The pandemic has already triggered an increase in inflation on the continent – in some cases by more than 5% in 1Q20. This has mainly been caused by disruptions in food and energy supply, the bulk of which are imported. But for many other countries, a drastic fall in aggregate demand due to the lockdown and other containment measures has eased inflationary pressures, especially among non-resource-intensive economies. Overall, although headline inflation, which includes food and basic energy prices, would be expected to rise, core inflation might remain stable until demand picks up after the pandemic. Furthermore, the economic fallout from the pandemic is expected to trigger expansionary fiscal policy responses across all categories of economies in Africa – further exacerbating already high fiscal deficits.
This worsening fiscal position will be driven by increases in budgetary outlays on COVID–19 related health spending, unemployment benefits, targeted wage subsidies and direct transfers, tax cuts and deferrals. Many African countries entered the crisis period with high debt-to-GDP ratios, which are projected to increase further by up to 10 ppts beyond the pre-COVID trajectory in 2020 and 2021. The sovereign debt build-up is particularly worrisome for us because of the changing risk structure in Africa as a result of the increasing share of commercial debt (eurobonds and other private creditors) and the high foreign currency denomination of Africa’s debt.
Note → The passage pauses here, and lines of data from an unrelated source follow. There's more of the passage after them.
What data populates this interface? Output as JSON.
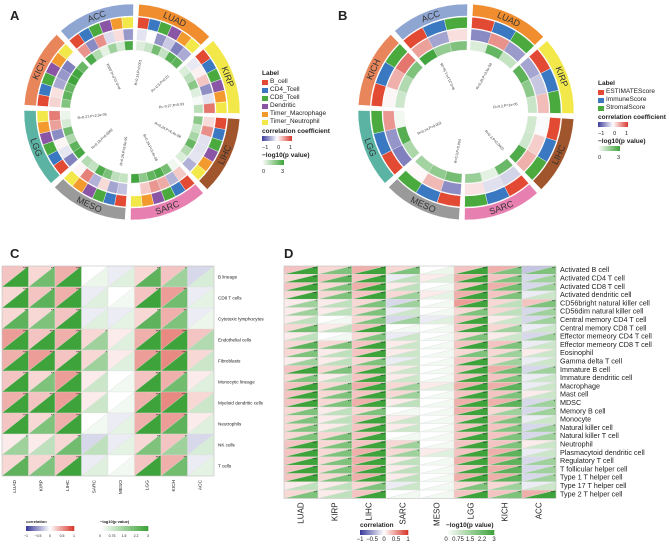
{
  "panels": {
    "A": {
      "letter": "A",
      "sectors": [
        "ACC",
        "LUAD",
        "KIRP",
        "LIHC",
        "SARC",
        "MESO",
        "LGG",
        "KICH"
      ],
      "sector_colors": [
        "#8fa6d2",
        "#f08d2e",
        "#f2e84a",
        "#a0552c",
        "#e77fb0",
        "#9a9a9a",
        "#5bb3a3",
        "#e8855b"
      ],
      "legend": {
        "label_title": "Label",
        "labels": [
          "B_cell",
          "CD4_Tcell",
          "CD8_Tcell",
          "Dendritic",
          "Timer_Macrophage",
          "Timer_Neutrophil"
        ],
        "label_colors": [
          "#e34a33",
          "#3b78c2",
          "#4aaa3e",
          "#8b55a6",
          "#f39a2f",
          "#f2e84a"
        ],
        "corr_title": "correlation coefficient",
        "corr_ticks": [
          "−1",
          "0",
          "1"
        ],
        "log_title": "−log10(p value)",
        "log_ticks": [
          "0",
          "3"
        ]
      },
      "annotations": [
        "R=0.15,P=0.0004",
        "R=0.14,P=0.001",
        "R=-0.3,P=0.01",
        "R=-0.27,P=0.03",
        "R=0.24,P=6.4e-08",
        "R=0.24,P=3.4e-08",
        "R=0.26,P=9.6e-05",
        "R=0.19,P=0.0002",
        "R=0.27,P=2.3e-05"
      ]
    },
    "B": {
      "letter": "B",
      "sectors": [
        "ACC",
        "LUAD",
        "KIRP",
        "LIHC",
        "SARC",
        "MESO",
        "LGG",
        "KICH"
      ],
      "sector_colors": [
        "#8fa6d2",
        "#f08d2e",
        "#f2e84a",
        "#a0552c",
        "#e77fb0",
        "#9a9a9a",
        "#5bb3a3",
        "#e8855b"
      ],
      "legend": {
        "label_title": "Label",
        "labels": [
          "ESTIMATEScore",
          "ImmuneScore",
          "StromalScore"
        ],
        "label_colors": [
          "#e34a33",
          "#3b78c2",
          "#4aaa3e"
        ],
        "corr_title": "correlation coefficient",
        "corr_ticks": [
          "−1",
          "0",
          "1"
        ],
        "log_title": "−log10(p value)",
        "log_ticks": [
          "0",
          "3"
        ]
      },
      "annotations": [
        "R=0.21,P=1.5e-06",
        "R=0.26,P=3.5e-08",
        "R=0.2,P=1e-05",
        "R=0.2,P=0.0022",
        "R=0.3,P=0.004",
        "R=0.14,P=0.002"
      ]
    },
    "C": {
      "letter": "C",
      "legend": {
        "corr_title": "correlation",
        "corr_ticks": [
          "−1",
          "−0.5",
          "0",
          "0.5",
          "1"
        ],
        "log_title": "−log10(p value)",
        "log_ticks": [
          "0",
          "0.75",
          "1.5",
          "2.2",
          "3"
        ]
      }
    },
    "D": {
      "letter": "D",
      "legend": {
        "corr_title": "correlation",
        "corr_ticks": [
          "−1",
          "−0.5",
          "0",
          "0.5",
          "1"
        ],
        "log_title": "−log10(p value)",
        "log_ticks": [
          "0",
          "0.75",
          "1.5",
          "2.2",
          "3"
        ]
      }
    }
  },
  "chart_data": [
    {
      "type": "heatmap",
      "panel": "C",
      "columns": [
        "LUAD",
        "KIRP",
        "LIHC",
        "SARC",
        "MESO",
        "LGG",
        "KICH",
        "ACC"
      ],
      "rows": [
        "B lineage",
        "CD8 T cells",
        "Cytotoxic lymphocytes",
        "Endothelial cells",
        "Fibroblasts",
        "Monocytic lineage",
        "Myeloid dendritic cells",
        "Neutrophils",
        "NK cells",
        "T cells"
      ],
      "correlation": [
        [
          0.3,
          0.2,
          0.4,
          0.0,
          -0.1,
          0.2,
          0.3,
          -0.2
        ],
        [
          0.2,
          0.3,
          0.4,
          -0.1,
          0.0,
          0.3,
          0.5,
          -0.1
        ],
        [
          0.2,
          0.2,
          0.3,
          -0.1,
          -0.1,
          0.2,
          0.4,
          -0.1
        ],
        [
          0.5,
          0.3,
          0.4,
          0.2,
          0.1,
          0.4,
          0.6,
          0.3
        ],
        [
          0.4,
          0.5,
          0.3,
          0.2,
          0.1,
          0.5,
          0.6,
          0.2
        ],
        [
          0.3,
          0.2,
          0.5,
          0.1,
          0.0,
          0.3,
          0.4,
          0.1
        ],
        [
          0.4,
          0.3,
          0.5,
          0.1,
          0.0,
          0.4,
          0.6,
          0.2
        ],
        [
          0.3,
          0.2,
          0.4,
          0.0,
          -0.1,
          0.4,
          0.5,
          0.1
        ],
        [
          0.1,
          0.1,
          0.2,
          -0.2,
          -0.1,
          0.2,
          0.3,
          -0.2
        ],
        [
          0.2,
          0.2,
          0.3,
          -0.1,
          0.0,
          0.3,
          0.4,
          -0.1
        ]
      ],
      "neglog10p": [
        [
          3,
          2.2,
          3,
          0.3,
          0.5,
          2.5,
          1.5,
          0.6
        ],
        [
          3,
          2.5,
          3,
          0.5,
          0.2,
          3,
          2.2,
          0.4
        ],
        [
          2.5,
          2,
          3,
          0.5,
          0.4,
          2.5,
          2,
          0.3
        ],
        [
          3,
          3,
          3,
          1.5,
          0.5,
          3,
          3,
          1.2
        ],
        [
          3,
          3,
          3,
          1.5,
          0.5,
          3,
          3,
          0.8
        ],
        [
          3,
          2,
          3,
          0.8,
          0.2,
          3,
          2.2,
          0.5
        ],
        [
          3,
          3,
          3,
          0.8,
          0.2,
          3,
          3,
          0.8
        ],
        [
          3,
          2,
          3,
          0.2,
          0.4,
          3,
          2.5,
          0.5
        ],
        [
          1.5,
          1,
          2.2,
          1,
          0.4,
          2,
          1.5,
          0.6
        ],
        [
          2.5,
          2,
          3,
          0.5,
          0.2,
          3,
          2.2,
          0.4
        ]
      ],
      "xlabel": "",
      "ylabel": ""
    },
    {
      "type": "heatmap",
      "panel": "D",
      "columns": [
        "LUAD",
        "KIRP",
        "LIHC",
        "SARC",
        "MESO",
        "LGG",
        "KICH",
        "ACC"
      ],
      "rows": [
        "Activated B cell",
        "Activated CD4 T cell",
        "Activated CD8 T cell",
        "Activated dendritic cell",
        "CD56bright natural killer cell",
        "CD56dim natural killer cell",
        "Central memory CD4 T cell",
        "Central memory CD8 T cell",
        "Effector memeory CD4 T cell",
        "Effector memeory CD8 T cell",
        "Eosinophil",
        "Gamma delta T cell",
        "Immature  B cell",
        "Immature dendritic cell",
        "Macrophage",
        "Mast cell",
        "MDSC",
        "Memory B cell",
        "Monocyte",
        "Natural killer cell",
        "Natural killer T cell",
        "Neutrophil",
        "Plasmacytoid dendritic cell",
        "Regulatory T cell",
        "T follicular helper cell",
        "Type 1 T helper cell",
        "Type 17 T helper cell",
        "Type 2 T helper cell"
      ],
      "correlation": [
        [
          0.3,
          0.2,
          0.4,
          0.2,
          0.0,
          0.3,
          0.4,
          -0.3
        ],
        [
          0.2,
          0.3,
          0.3,
          -0.1,
          0.1,
          0.4,
          0.3,
          -0.2
        ],
        [
          0.3,
          0.2,
          0.4,
          0.1,
          0.0,
          0.3,
          0.4,
          -0.2
        ],
        [
          0.2,
          0.2,
          0.3,
          0.2,
          0.1,
          0.4,
          0.3,
          -0.1
        ],
        [
          0.1,
          0.1,
          0.2,
          -0.2,
          0.0,
          0.5,
          0.2,
          0.3
        ],
        [
          0.1,
          0.1,
          0.2,
          -0.1,
          0.0,
          0.2,
          0.2,
          -0.2
        ],
        [
          0.1,
          0.0,
          0.2,
          -0.2,
          -0.1,
          0.3,
          0.1,
          -0.2
        ],
        [
          0.2,
          0.1,
          0.3,
          0.0,
          0.0,
          0.3,
          0.2,
          -0.1
        ],
        [
          0.1,
          0.0,
          0.2,
          -0.1,
          0.0,
          0.2,
          0.1,
          -0.2
        ],
        [
          0.2,
          0.2,
          0.3,
          0.1,
          0.0,
          0.3,
          0.3,
          -0.1
        ],
        [
          0.2,
          0.1,
          0.3,
          0.1,
          0.0,
          0.2,
          0.2,
          0.1
        ],
        [
          0.1,
          0.1,
          0.2,
          -0.1,
          0.0,
          0.3,
          0.2,
          -0.1
        ],
        [
          0.3,
          0.2,
          0.3,
          0.1,
          0.0,
          0.3,
          0.4,
          -0.2
        ],
        [
          0.2,
          0.1,
          0.3,
          0.1,
          0.0,
          0.3,
          0.3,
          -0.1
        ],
        [
          0.3,
          0.2,
          0.4,
          0.2,
          0.1,
          0.4,
          0.4,
          -0.1
        ],
        [
          0.3,
          0.2,
          0.3,
          0.2,
          0.0,
          0.3,
          0.3,
          0.1
        ],
        [
          0.3,
          0.2,
          0.4,
          0.1,
          0.0,
          0.4,
          0.4,
          -0.2
        ],
        [
          0.2,
          0.1,
          0.2,
          0.0,
          0.0,
          0.4,
          0.2,
          -0.2
        ],
        [
          0.2,
          0.1,
          0.3,
          0.1,
          0.0,
          0.3,
          0.3,
          -0.1
        ],
        [
          0.2,
          0.1,
          0.3,
          0.1,
          0.0,
          0.3,
          0.3,
          -0.2
        ],
        [
          0.2,
          0.2,
          0.3,
          0.0,
          0.0,
          0.3,
          0.3,
          -0.2
        ],
        [
          0.3,
          0.2,
          0.3,
          0.2,
          0.0,
          0.3,
          0.3,
          0.1
        ],
        [
          0.3,
          0.2,
          0.4,
          0.2,
          0.1,
          0.3,
          0.4,
          -0.1
        ],
        [
          0.3,
          0.2,
          0.4,
          0.1,
          0.0,
          0.4,
          0.4,
          -0.2
        ],
        [
          0.3,
          0.2,
          0.4,
          0.1,
          0.0,
          0.3,
          0.4,
          -0.2
        ],
        [
          0.3,
          0.2,
          0.4,
          0.1,
          0.0,
          0.4,
          0.4,
          -0.2
        ],
        [
          0.1,
          0.1,
          0.2,
          -0.1,
          0.0,
          0.2,
          0.2,
          -0.1
        ],
        [
          0.2,
          0.1,
          0.3,
          0.0,
          0.0,
          0.3,
          0.3,
          0.4
        ]
      ],
      "neglog10p": [
        [
          3,
          2,
          3,
          2,
          0.3,
          3,
          2,
          2
        ],
        [
          3,
          2.5,
          3,
          1,
          0.5,
          3,
          2,
          1.5
        ],
        [
          3,
          2,
          3,
          1,
          0.2,
          3,
          2.2,
          1.5
        ],
        [
          3,
          2,
          3,
          1.5,
          0.4,
          3,
          2,
          0.8
        ],
        [
          1.5,
          1,
          2,
          1.5,
          0.2,
          3,
          1,
          2
        ],
        [
          1.5,
          1,
          2,
          0.8,
          0.2,
          2,
          1,
          1.5
        ],
        [
          1,
          0.2,
          2,
          1.5,
          0.5,
          3,
          0.8,
          1.5
        ],
        [
          2.2,
          1,
          3,
          0.2,
          0.2,
          3,
          1.5,
          0.8
        ],
        [
          1,
          0.2,
          2,
          0.8,
          0.2,
          2,
          0.8,
          1.5
        ],
        [
          2.5,
          2,
          3,
          0.8,
          0.2,
          3,
          2,
          0.8
        ],
        [
          2,
          1,
          3,
          0.8,
          0.2,
          2,
          1.5,
          0.8
        ],
        [
          1.5,
          1,
          2,
          0.8,
          0.2,
          3,
          1.5,
          0.8
        ],
        [
          3,
          2,
          3,
          0.8,
          0.2,
          3,
          2.2,
          1.5
        ],
        [
          2,
          1,
          3,
          0.8,
          0.2,
          3,
          2,
          0.8
        ],
        [
          3,
          2,
          3,
          1.5,
          0.5,
          3,
          2.5,
          0.8
        ],
        [
          3,
          2,
          3,
          1.5,
          0.2,
          3,
          2,
          0.8
        ],
        [
          3,
          2,
          3,
          1,
          0.2,
          3,
          2.5,
          1.5
        ],
        [
          2,
          1,
          2,
          0.2,
          0.2,
          3,
          1.5,
          1.5
        ],
        [
          2,
          1,
          3,
          0.8,
          0.2,
          3,
          2,
          0.8
        ],
        [
          2,
          1,
          3,
          0.8,
          0.2,
          3,
          2,
          1.5
        ],
        [
          2,
          2,
          3,
          0.2,
          0.2,
          3,
          2,
          1.5
        ],
        [
          3,
          2,
          3,
          1.5,
          0.2,
          3,
          2,
          0.8
        ],
        [
          3,
          2,
          3,
          1.5,
          0.5,
          3,
          2.5,
          0.8
        ],
        [
          3,
          2,
          3,
          1,
          0.2,
          3,
          2.5,
          1.5
        ],
        [
          3,
          2,
          3,
          1,
          0.2,
          3,
          2.5,
          1.5
        ],
        [
          3,
          2,
          3,
          1,
          0.2,
          3,
          2.5,
          1.5
        ],
        [
          1,
          1,
          2,
          0.8,
          0.2,
          2,
          1.5,
          0.8
        ],
        [
          2,
          1,
          3,
          0.2,
          0.2,
          3,
          2,
          3
        ]
      ],
      "xlabel": "",
      "ylabel": ""
    }
  ]
}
Africa is proving an interesting case study when considering the global context of the COVID-19 pandemic. From a health perspective, global health authorities naturally assumed the worst with regards to the trajectory of the virus in Africa. However, thus far, the continent has held up fairly well with regards to both the spread of the virus and overall death rates (albeit with numbers on the rise). As it stands, in our view, the greater risk for Africa stems not from a direct health risk posed by COVID-19, but rather from the economic consequences stemming from the pandemic. The economic fallout from the combined effect of border closures, global trade disruption, commodity price declines and financial market volatility has only just begun. The nature and extent of the long-term economic effects for the African continent will largely depend on the trajectory and evolution of the virus itself.